The scattering amplidtude, F, of a, by a crystal, diffracted beam is defined to be:

(1) F=\sum{_\vec{G}}\int n_{\vec{G}}e^{i(\vec{G}-\delta\vec{k})\cdot \vec{r}}\mathrm{d}V

The integral is over all the volumeelements, dV, of the crystal.
n_{\vec{G}} is the local electron concentration of the crystal in dV, \vec{G} is a reciprocal lattice vector and the sum is over the set of all the reciprocal lattice vectors. \vec{r} is the position vector of dV
further -\delta\vec{k}=\vec{k}-\vec{k'} where \vec{k} is the wave vector of the incomming beam and \vec{k'} is the wave vector of the outgoing scattered beam.

The beam could be
fotons, electrons neutrons etc. It is descibed as a plane wave.

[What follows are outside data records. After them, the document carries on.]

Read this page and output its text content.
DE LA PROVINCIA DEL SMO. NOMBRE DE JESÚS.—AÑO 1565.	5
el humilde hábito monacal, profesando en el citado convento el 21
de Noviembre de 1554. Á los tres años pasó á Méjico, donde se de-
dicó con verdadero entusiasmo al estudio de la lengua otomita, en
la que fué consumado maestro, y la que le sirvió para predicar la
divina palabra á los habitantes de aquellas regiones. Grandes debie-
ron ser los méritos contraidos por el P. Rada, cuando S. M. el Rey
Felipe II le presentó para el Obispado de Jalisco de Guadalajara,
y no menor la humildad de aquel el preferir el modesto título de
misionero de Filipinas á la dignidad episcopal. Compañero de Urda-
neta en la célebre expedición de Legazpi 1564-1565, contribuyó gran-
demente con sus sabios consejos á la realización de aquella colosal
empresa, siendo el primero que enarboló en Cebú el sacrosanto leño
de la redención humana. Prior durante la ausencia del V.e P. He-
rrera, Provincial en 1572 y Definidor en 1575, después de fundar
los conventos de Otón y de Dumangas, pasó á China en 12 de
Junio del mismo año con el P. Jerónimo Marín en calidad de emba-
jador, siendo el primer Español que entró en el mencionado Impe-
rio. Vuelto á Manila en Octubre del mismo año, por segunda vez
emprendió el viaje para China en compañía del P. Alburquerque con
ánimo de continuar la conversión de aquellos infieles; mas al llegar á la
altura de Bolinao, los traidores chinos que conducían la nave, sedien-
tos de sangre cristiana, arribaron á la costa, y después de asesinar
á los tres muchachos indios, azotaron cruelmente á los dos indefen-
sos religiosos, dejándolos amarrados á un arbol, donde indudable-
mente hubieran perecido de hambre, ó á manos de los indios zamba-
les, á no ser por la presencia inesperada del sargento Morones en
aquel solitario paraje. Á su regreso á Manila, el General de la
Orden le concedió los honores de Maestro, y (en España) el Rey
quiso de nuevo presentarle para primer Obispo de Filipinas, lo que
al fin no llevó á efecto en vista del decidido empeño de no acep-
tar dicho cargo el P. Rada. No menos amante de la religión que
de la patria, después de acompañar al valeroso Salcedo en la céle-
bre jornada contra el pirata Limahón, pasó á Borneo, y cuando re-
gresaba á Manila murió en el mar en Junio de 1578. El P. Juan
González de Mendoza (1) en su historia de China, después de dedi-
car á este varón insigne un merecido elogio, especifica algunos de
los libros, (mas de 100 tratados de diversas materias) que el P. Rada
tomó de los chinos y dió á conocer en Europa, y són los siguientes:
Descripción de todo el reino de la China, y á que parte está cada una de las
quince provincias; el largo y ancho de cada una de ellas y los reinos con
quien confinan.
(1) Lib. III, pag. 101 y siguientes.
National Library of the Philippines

It is easy to see that F=n_{\vec{G}}V when \delta \vec{k}=\vec{G}

But how can it be shown that F is negligibly small when \delta \vec{k} differs sginificantly from any \vec{G}?

Homework Equations

I thought some expression for the summation could be used.

Maybe

(2) \sum{_m=0}^{M-1}x^m=\frac{1-x^{M}}{1-x}

The Attempt at a Solution

I can't find a away to make (1) fit into (2). And if i just look at (1) i really am lost.

Homework Equations

The Attempt at a Solution

 

[member 553083]

I thought of using the fact that the sum only goes over all the reciprocal lattice vectors and not \delta \vec{k}. This means that for \delta \vec{k} to be significantly different from any \vec{G}, then F should be small for the term in the summation that involves \delta \vec{k}.But how can one prove this mathematically?